Friday, April 25, 2014


Once, I went to the doctor because of a horrible sore throat that lead to extreme ear pain when I swallow, be it food or drink. The sore throat- ear pain was so bad that it's a feat in itself to speak. After relaying the "problem" to the doctor, he instructed me to open my mouth and stuck the "ice-cream stick" into my mouth to see how bad it was. He then proceeded to "shine" my ear with a flashlight. After that, he remained silent. He didn't tell me how bad my condition is nor what he thinks is the problem. Instead, he picked up his pen and was really engrossed in drawing. He drew a diagram of the ear, and started filling it up, like he's sitting for a biology exam. There I was, sitting there waiting for his response, while watching in awe an artistic performance by a doctor. I waited, and waited but there was no response from him. I interrupted his Leonardo Da Vinci performance to ask him about my diagnosis. I asked whether there is a pus in my ear. He looked up from his masterpiece, not happy that I interrupted his concentration and said no. I was then sent out to wait for my medication. I had to wait for over half an hour to get my medication from the dispensary, but I was the only patient in the clinic. When I finally collected my medicine, I was told that they are out of medicated ear drops and I was told to get it from a pharmacy ( which was next to the clinic). After going through so much hassle, only to get prescribed panadol (tablet form @ round ones that I hate because it's difficult to swallow.
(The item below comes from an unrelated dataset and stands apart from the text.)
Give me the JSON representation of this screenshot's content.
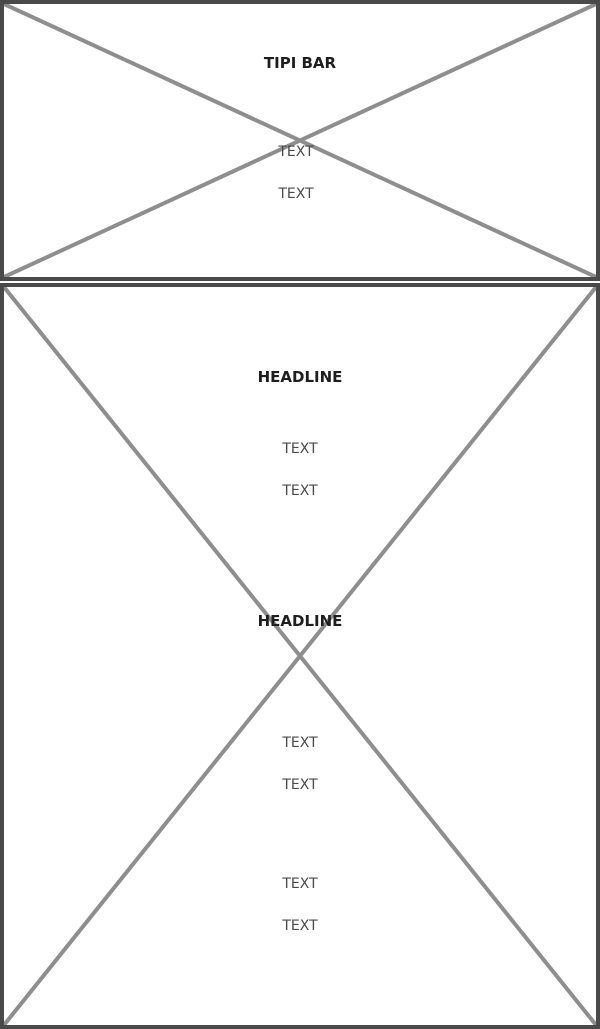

Prefer caplets @ oblong ones) and the name of the medicated ear drops scribbled on a post-it. I could have just walked into the pharmacy and bought the ear drops and save my time of waiting. That's the first time I've seen a doctor so immerse in drawing on the tiny piece of patient's diagnosis card. Usually we only see horrible, non readable handwriting on the card. A friend said the reason doctors write in horrible handwriting is so that patient and their family/ friend/ companion can't read what is written on the patient's card. That is why the nurse enters when the patients leave the room so that the doctor can explain what to give to the patients.